In 2006 when I signed with my agent, Natasha Kern, I was in the middle of a two-book contract with Walk Worthy Press and Warner Books (now Hatchette Book Group). With the demise of the Walk Worthy / Warner agreement in late 2006, I found myself with an agent but without a publisher. For a while, it looked like I might be staying with Warner but by the end of the first quarter of 2007, we knew that was not going to happen.
At that point, Natasha began aggressive action to find me a new publishing home. We talked extensively about the possible paths she saw for my writing career and my personal goals for where I wanted to be. Independently, we came up with lists of publishers that we thought positioned to get me to where I wanted to be. As an agent, Natasha was knowledgeable about which editors would be most inclined to like and appreciate an “Angela Benson” story.
Natasha then went to work contacting editors. The good thing about an agent is that they can do simulatenous submissions. That means they can send a proposal to editors at multiple publishing houses at the same time (letting them know, of course) while authors submitting their own work are required to submit to one publisher and wait for an answer before submitting to another.
The feedback started flowing in pretty quickly.

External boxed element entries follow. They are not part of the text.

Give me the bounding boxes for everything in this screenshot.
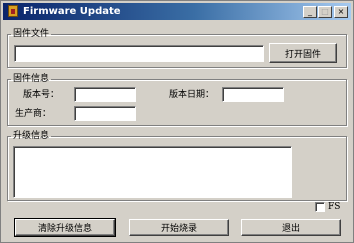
vendor-label: 生产商： (15, 109, 52, 119)
fs-checkbox[interactable] (315, 202, 325, 212)
fs-checkbox-label: FS (328, 202, 341, 212)
firmware-update-window: Firmware Update _ □ × 固件文件 打开固件 固件信息 版本号… (0, 0, 354, 243)
version-label: 版本号： (23, 90, 60, 100)
version-field[interactable] (74, 87, 136, 102)
window-title: Firmware Update (23, 6, 121, 17)
minimize-button[interactable]: _ (303, 6, 317, 18)
firmware-file-group-label: 固件文件 (13, 29, 50, 39)
upgrade-log-area[interactable] (13, 146, 292, 198)
title-bar[interactable]: Firmware Update _ □ × (3, 3, 351, 20)
start-burn-button[interactable]: 开始烧录 (129, 219, 229, 236)
version-date-field[interactable] (222, 87, 284, 102)
exit-button[interactable]: 退出 (241, 219, 341, 236)
clear-upgrade-info-button[interactable]: 清除升级信息 (14, 218, 116, 237)
app-icon (8, 5, 18, 17)
close-button[interactable]: × (334, 6, 348, 18)
firmware-info-group-label: 固件信息 (13, 74, 50, 84)
upgrade-info-group-label: 升级信息 (13, 131, 50, 141)
open-firmware-button[interactable]: 打开固件 (269, 43, 337, 63)
firmware-path-field[interactable] (14, 45, 264, 62)
version-date-label: 版本日期： (169, 90, 215, 100)
vendor-field[interactable] (74, 106, 136, 121)
maximize-button: □ (318, 6, 332, 18)
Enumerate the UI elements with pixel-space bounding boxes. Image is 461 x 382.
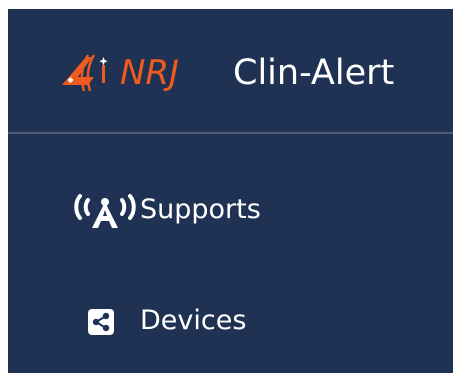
flame-logo-icon (62, 54, 108, 92)
sidebar-item-devices[interactable]: Devices (8, 289, 453, 353)
broadcast-tower-icon (70, 190, 142, 230)
sidebar-item-label: Devices (140, 305, 247, 336)
app-title: Clin-Alert (233, 53, 395, 93)
sidebar: NRJ Clin-Alert Supports Devices (8, 9, 453, 373)
sidebar-item-supports[interactable]: Supports (8, 178, 453, 242)
logo-wordmark: NRJ (120, 53, 180, 93)
sidebar-item-label: Supports (140, 194, 261, 225)
logo[interactable]: NRJ (58, 51, 242, 95)
brand-header[interactable]: NRJ Clin-Alert (8, 9, 453, 133)
share-square-icon (70, 301, 142, 341)
divider (8, 132, 453, 134)
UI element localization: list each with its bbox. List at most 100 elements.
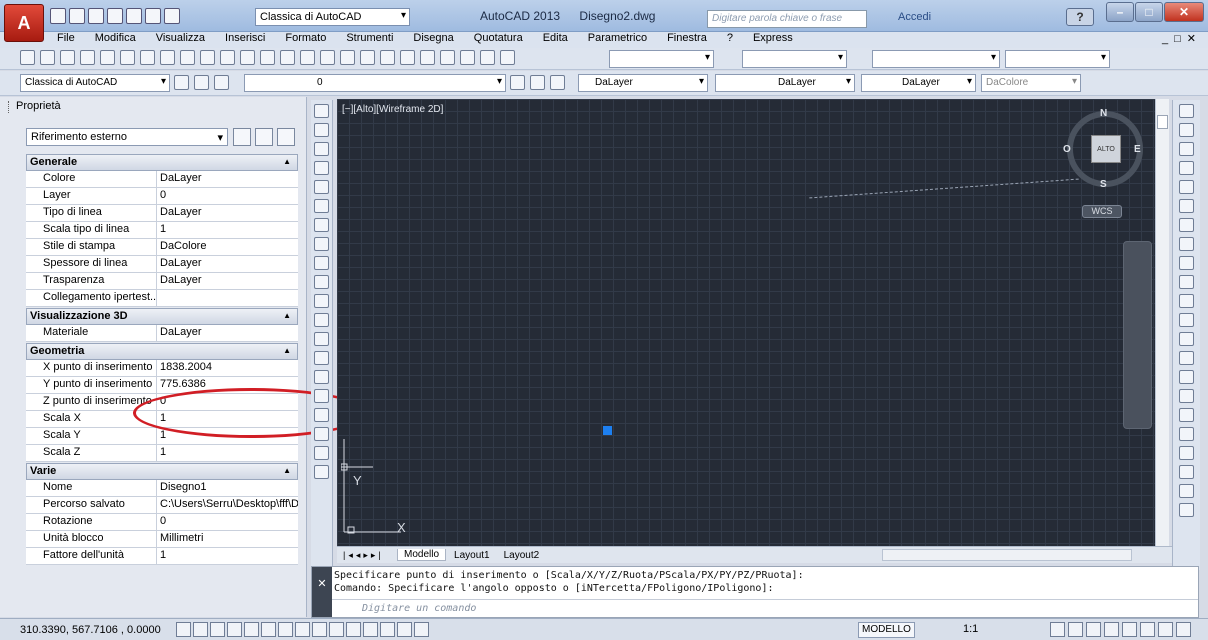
help-button[interactable]: ? xyxy=(1066,8,1094,26)
tab-layout1[interactable]: Layout1 xyxy=(448,550,496,561)
property-value[interactable] xyxy=(157,290,298,306)
polar-icon[interactable] xyxy=(244,622,259,637)
drawing-canvas[interactable]: [−][Alto][Wireframe 2D] ALTO N S E O WCS… xyxy=(337,99,1155,546)
properties-icon[interactable] xyxy=(380,50,395,65)
break-at-point-icon[interactable] xyxy=(1179,313,1194,327)
section-visualizzazione-3d[interactable]: Visualizzazione 3D xyxy=(26,308,298,325)
quickcalc-icon[interactable] xyxy=(480,50,495,65)
property-value[interactable]: DaLayer xyxy=(157,171,298,187)
join-icon[interactable] xyxy=(1179,351,1194,365)
new-icon[interactable] xyxy=(50,8,66,24)
section-geometria[interactable]: Geometria xyxy=(26,343,298,360)
property-row[interactable]: Trasparenza DaLayer xyxy=(26,273,298,290)
menu-file[interactable]: File xyxy=(57,32,75,48)
plotstyle-dropdown[interactable]: DaColore xyxy=(981,74,1081,92)
fillet-icon[interactable] xyxy=(1179,389,1194,403)
menu-parametrico[interactable]: Parametrico xyxy=(588,32,647,48)
clean-screen-icon[interactable] xyxy=(1122,622,1137,637)
menu-strumenti[interactable]: Strumenti xyxy=(346,32,393,48)
table-style-dropdown[interactable] xyxy=(872,50,1000,68)
property-row[interactable]: Nome Disegno1 xyxy=(26,480,298,497)
point-icon[interactable] xyxy=(314,351,329,365)
circle-icon[interactable] xyxy=(314,218,329,232)
hatch-icon[interactable] xyxy=(314,370,329,384)
erase-icon[interactable] xyxy=(1179,104,1194,118)
quick-properties-icon[interactable] xyxy=(380,622,395,637)
lock-icon[interactable] xyxy=(1068,622,1083,637)
gear-icon[interactable] xyxy=(174,75,189,90)
print-icon[interactable] xyxy=(80,50,95,65)
zoom-previous-icon[interactable] xyxy=(360,50,375,65)
help-icon[interactable] xyxy=(500,50,515,65)
property-value[interactable]: Millimetri xyxy=(157,531,298,547)
3d-print-icon[interactable] xyxy=(140,50,155,65)
sheet-set-icon[interactable] xyxy=(440,50,455,65)
compass-south[interactable]: S xyxy=(1100,179,1107,190)
color-dropdown[interactable]: DaLayer xyxy=(578,74,708,92)
search-input[interactable]: Digitare parola chiave o frase xyxy=(707,10,867,28)
status-menu-icon[interactable] xyxy=(1158,622,1173,637)
chamfer-icon[interactable] xyxy=(1179,370,1194,384)
property-value[interactable]: 0 xyxy=(157,188,298,204)
model-space-toggle[interactable]: MODELLO xyxy=(858,622,915,638)
lightbulb-icon[interactable] xyxy=(1140,622,1155,637)
copy-icon[interactable] xyxy=(180,50,195,65)
property-value[interactable]: Disegno1 xyxy=(157,480,298,496)
dim-style-dropdown[interactable] xyxy=(742,50,847,68)
viewcube-face[interactable]: ALTO xyxy=(1091,135,1121,163)
mirror-icon[interactable] xyxy=(1179,142,1194,156)
rotate-icon[interactable] xyxy=(1179,218,1194,232)
scale-icon[interactable] xyxy=(1179,237,1194,251)
property-value[interactable]: 0 xyxy=(157,514,298,530)
extend-icon[interactable] xyxy=(1179,294,1194,308)
fullscreen-icon[interactable] xyxy=(1176,622,1191,637)
viewport-controls[interactable]: [−][Alto][Wireframe 2D] xyxy=(342,104,443,115)
property-value[interactable]: DaLayer xyxy=(157,325,298,341)
copy-object-icon[interactable] xyxy=(1179,123,1194,137)
property-value[interactable]: 1838.2004 xyxy=(157,360,298,376)
menu-modifica[interactable]: Modifica xyxy=(95,32,136,48)
workspace-select[interactable]: Classica di AutoCAD xyxy=(20,74,170,92)
wcs-menu[interactable]: WCS xyxy=(1082,205,1122,218)
preview-icon[interactable] xyxy=(100,50,115,65)
viewcube[interactable]: ALTO xyxy=(1067,111,1143,187)
bring-front-icon[interactable] xyxy=(1179,465,1194,479)
property-row[interactable]: X punto di inserimento 1838.2004 xyxy=(26,360,298,377)
scroll-thumb[interactable] xyxy=(1157,115,1168,129)
offset-icon[interactable] xyxy=(1179,161,1194,175)
annotation-monitor-icon[interactable] xyxy=(414,622,429,637)
spline-icon[interactable] xyxy=(314,256,329,270)
property-row[interactable]: Rotazione 0 xyxy=(26,514,298,531)
menu-quotatura[interactable]: Quotatura xyxy=(474,32,523,48)
isolate-icon[interactable] xyxy=(1104,622,1119,637)
pan-icon[interactable] xyxy=(300,50,315,65)
make-block-icon[interactable] xyxy=(314,332,329,346)
osnap-icon[interactable] xyxy=(261,622,276,637)
region-icon[interactable] xyxy=(314,408,329,422)
block-editor-icon[interactable] xyxy=(240,50,255,65)
zoom-realtime-icon[interactable] xyxy=(320,50,335,65)
property-value[interactable]: 1 xyxy=(157,445,298,461)
property-row[interactable]: Tipo di linea DaLayer xyxy=(26,205,298,222)
trim-icon[interactable] xyxy=(1179,275,1194,289)
break-icon[interactable] xyxy=(1179,332,1194,346)
save-as-icon[interactable] xyxy=(107,8,123,24)
property-row[interactable]: Scala tipo di linea 1 xyxy=(26,222,298,239)
text-style-dropdown[interactable] xyxy=(609,50,714,68)
signin-link[interactable]: Accedi xyxy=(898,11,931,23)
tool-palettes-icon[interactable] xyxy=(420,50,435,65)
tab-navigation[interactable]: |◂◂▸▸| xyxy=(337,550,397,561)
undo-icon[interactable] xyxy=(260,50,275,65)
select-objects-icon[interactable] xyxy=(255,128,273,146)
ducs-icon[interactable] xyxy=(312,622,327,637)
property-row[interactable]: Spessore di linea DaLayer xyxy=(26,256,298,273)
lineweight-icon[interactable] xyxy=(346,622,361,637)
layer-previous-icon[interactable] xyxy=(530,75,545,90)
linetype-dropdown[interactable]: DaLayer xyxy=(715,74,855,92)
menu-formato[interactable]: Formato xyxy=(285,32,326,48)
grid-icon[interactable] xyxy=(210,622,225,637)
transparency-icon[interactable] xyxy=(363,622,378,637)
save-icon[interactable] xyxy=(60,50,75,65)
toggle-pickadd-icon[interactable] xyxy=(233,128,251,146)
application-menu-button[interactable]: A xyxy=(4,4,44,42)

Natasha had conversations with the editors who expressed interest in the proposal. These conversations were crucial in learning the ideas and strategies the editors had for the book and for my career. By early May, we had accepted an offer from Carolyn Marino at HarperCollins.
I still remember the day Carolyn called to welcome me to the Harper family. I was pretty much in awe of her, and still am. She is a legend in this business and has shepherded some stellar careers. I had to pinch myself to have landed her for an editor. If you don’t know her name, just go to amazon.com and do a search. You’ll find her acknowledged and thanked in a lot of books by authors you recognize.
I don’t remember the exact date Carolyn made the verbal offer, but I received the initial contract in late May 2007. The final executed contract, with on-signing advance payment, was received in late July. During that time period, we received the initial contract, reviewed it, submitted changes, reviewed the revisions, agreed to them, and received, signed and returned the final contract. So from the time of the offer to the time I received my advance payment was about three months, I’d say.
I know some of you are wondering how Natasha became my agent. As a multi-published author, finding an agent was pretty painless but I was anxious all the same. I spoke with author friends and did some Internet research to figure out who would serve me well. I e-mailed the top four agents on my list, two didn’t respond. I spoke with the two who did and decided to go with Natasha.
This ends installation one of the Up Pops the Devil saga. The next one will talk about manuscript delivery and revision.
6 thoughts on “UPTD from Agent to Publisher”
Thank you for sharing your publishing journey. Very interesting!
These types of posts are so interesting to aspiring authors like myself.
Another great stop on the “Great Author’s journey”. You continue to inspire us (smile).
Thanks for sharing Angela. How nice to get a call from Harper welcoming you to the family.
Thanks for letting me the posts are helpful. The next installment should me coming soon. Actually I’m writing it now.